Los clavos en la Biblia
En la Biblia, los clavos tienen un profundo significado por su lugar en la crucifixión de Jesucristo. Las púas de hierro clavadas a través de sus manos y pies no son un detalle menor del relato de la pasión; son un emblema vívido del precio de nuestra redención y de la certeza de la resurrección. Siglos antes de la cruz, el salmista previó el sufrimiento del Mesías: "Horadaron mis manos y mis pies" (Salmo 22:16). Lo que David cantó en angustia, los Evangelios lo registran como realidad histórica. Las marcas de los clavos llegaron a ser la prueba de la identidad del Señor resucitado. El apóstol Tomás declaró: "Si no viere en sus manos la señal de los clavos, y metiere mi dedo en el lugar de los clavos... no creeré" (Juan 20:25). Una semana después Jesús apareció y dijo: "Mete tu dedo aquí, y mira mis manos" (Juan 20:27), invitando a Tomás a tocar las mismas heridas que los clavos habían hecho. Lucas registra el mismo ofrecimiento lleno de gracia: "Mirad mis manos y mis pies, que yo mismo soy" (Lucas 24:40). Las cicatrices de los clavos no desaparecieron en la resurrección; permanecieron como testimonio eterno de amor. Aquellas heridas cumplieron la profecía de Isaías: "Mas él herido fue por nuestras rebeliones, molido por nuestros pecados... y por su llaga fuimos nosotros curados" (Isaías 53:5). Los clavos que traspasaron a Jesús traspasaron en su carne la pena de nuestro pecado. Zacarías también previó un día en que el pueblo de Dios mirará "a mí, a quien traspasaron, y llorarán como se llora por hijo unigénito" (Zacarías 12:10). Pablo da a los clavos su sentido más rico. Dios anuló "el acta de los decretos que había contra nosotros... clavándola en la cruz" (Colosenses 2:14). Los mismos clavos que sujetaron a Cristo al madero sujetaron allí también el acta de nuestra deuda, para que nunca más pudiera presentarse contra nosotros. En la Escritura, pues, los clavos predican el evangelio: nuestro pecado fue clavado y quitado, y nuestro Salvador resucitado lleva para siempre las marcas del amor redentor.
Versículo principal
“Dijéronle pues los otros discípulos: Al Señor hemos visto. Y él les dijo: Si no viere en sus manos la señal de los clavos, y metiere mi dedo en el lugar de los clavos, y metiere mi mano en su costado, no creeré.”
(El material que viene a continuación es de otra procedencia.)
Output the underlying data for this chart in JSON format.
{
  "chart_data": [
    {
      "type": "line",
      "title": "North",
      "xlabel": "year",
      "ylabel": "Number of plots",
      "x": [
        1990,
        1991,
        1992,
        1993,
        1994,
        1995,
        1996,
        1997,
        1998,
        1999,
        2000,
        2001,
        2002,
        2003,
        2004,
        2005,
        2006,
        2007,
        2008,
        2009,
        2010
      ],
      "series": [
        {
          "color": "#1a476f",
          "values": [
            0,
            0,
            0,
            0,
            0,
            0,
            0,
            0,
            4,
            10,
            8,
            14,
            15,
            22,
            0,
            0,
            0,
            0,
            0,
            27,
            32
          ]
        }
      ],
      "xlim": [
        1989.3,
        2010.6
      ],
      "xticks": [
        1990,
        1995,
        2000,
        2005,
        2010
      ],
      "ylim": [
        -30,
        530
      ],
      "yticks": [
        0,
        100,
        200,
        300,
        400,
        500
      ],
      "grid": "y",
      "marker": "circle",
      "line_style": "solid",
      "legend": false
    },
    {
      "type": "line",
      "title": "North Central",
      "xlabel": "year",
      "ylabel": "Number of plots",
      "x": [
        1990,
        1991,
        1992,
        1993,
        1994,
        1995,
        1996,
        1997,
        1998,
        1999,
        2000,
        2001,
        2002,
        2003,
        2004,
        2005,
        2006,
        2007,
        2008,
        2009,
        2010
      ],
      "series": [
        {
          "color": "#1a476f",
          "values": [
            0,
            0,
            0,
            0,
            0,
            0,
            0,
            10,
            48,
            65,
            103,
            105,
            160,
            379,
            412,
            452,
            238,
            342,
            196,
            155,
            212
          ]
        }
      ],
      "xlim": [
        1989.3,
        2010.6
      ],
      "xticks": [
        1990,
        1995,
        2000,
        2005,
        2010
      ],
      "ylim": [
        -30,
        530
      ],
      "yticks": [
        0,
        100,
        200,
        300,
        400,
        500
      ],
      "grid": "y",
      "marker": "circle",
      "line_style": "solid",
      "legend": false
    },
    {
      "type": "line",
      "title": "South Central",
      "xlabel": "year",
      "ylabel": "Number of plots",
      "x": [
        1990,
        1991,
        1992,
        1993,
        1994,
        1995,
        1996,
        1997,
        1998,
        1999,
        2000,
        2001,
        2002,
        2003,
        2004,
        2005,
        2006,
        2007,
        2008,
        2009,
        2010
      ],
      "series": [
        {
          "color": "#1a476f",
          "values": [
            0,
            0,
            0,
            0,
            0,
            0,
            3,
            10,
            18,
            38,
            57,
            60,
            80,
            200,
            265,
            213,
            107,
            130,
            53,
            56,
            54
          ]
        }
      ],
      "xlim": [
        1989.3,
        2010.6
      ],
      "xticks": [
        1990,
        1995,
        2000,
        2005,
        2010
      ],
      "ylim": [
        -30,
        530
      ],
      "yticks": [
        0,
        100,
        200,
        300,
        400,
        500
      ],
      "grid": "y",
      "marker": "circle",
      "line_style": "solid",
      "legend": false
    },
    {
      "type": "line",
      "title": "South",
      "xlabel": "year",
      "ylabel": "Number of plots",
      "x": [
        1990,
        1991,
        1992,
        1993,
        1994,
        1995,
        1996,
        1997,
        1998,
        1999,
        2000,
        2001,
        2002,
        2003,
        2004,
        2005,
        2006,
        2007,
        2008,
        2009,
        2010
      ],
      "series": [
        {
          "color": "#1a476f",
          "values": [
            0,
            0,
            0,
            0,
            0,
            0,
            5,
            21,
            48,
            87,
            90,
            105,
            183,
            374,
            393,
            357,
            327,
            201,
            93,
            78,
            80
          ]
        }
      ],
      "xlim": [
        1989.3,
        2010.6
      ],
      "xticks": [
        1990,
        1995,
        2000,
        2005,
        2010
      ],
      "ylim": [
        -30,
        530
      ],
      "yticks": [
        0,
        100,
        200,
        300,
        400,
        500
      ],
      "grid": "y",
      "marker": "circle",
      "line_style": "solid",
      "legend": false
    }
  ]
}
Versículos bíblicos sobre Los clavos
7 pasajes bíblicos sobre este tema
Juan 20:25
“Dijéronle pues los otros discípulos: Al Señor hemos visto. Y él les dijo: Si no viere en sus manos la señal de los clavos, y metiere mi dedo en el lugar de los clavos, y metiere mi mano en su costado, no creeré.”
Juan 20:27
“Luego dice á Tomás: Mete tu dedo aquí, y ve mis manos: y alarga acá tu mano, y métela en mi costado: y no seas incrédulo, sino fiel.”
Colosenses 2:14
“Rayendo la cédula de los ritos que nos era contraria, que era contra nosotros, quitándola de en medio y enclavándola en la cruz;”
Salmos 22:16
“Porque perros me han rodeado, hame cercado cuadrilla de malignos: horadaron mis manos y mis pies.”
Isaías 53:5
“Mas él herido fué por nuestras rebeliones, molido por nuestros pecados: el castigo de nuestra paz sobre él; y por su llaga fuimos nosotros curados.”
Zacarías 12:10
“Y derramaré sobre la casa de David, y sobre los moradores de Jerusalem, espíritu de gracia y de oración; y mirarán á mí, á quien traspasaron, y harán llanto sobre él, como llanto sobre unigénito, afligiéndose sobre él como quien se aflige sobre primogénito.”
Lucas 24:40
“Y en diciendo esto, les mostró las manos y los pies.”
Preguntas frecuentes
¿Qué significan los clavos en la Biblia?
¿Por qué mostró Jesús las marcas de los clavos tras la resurrección?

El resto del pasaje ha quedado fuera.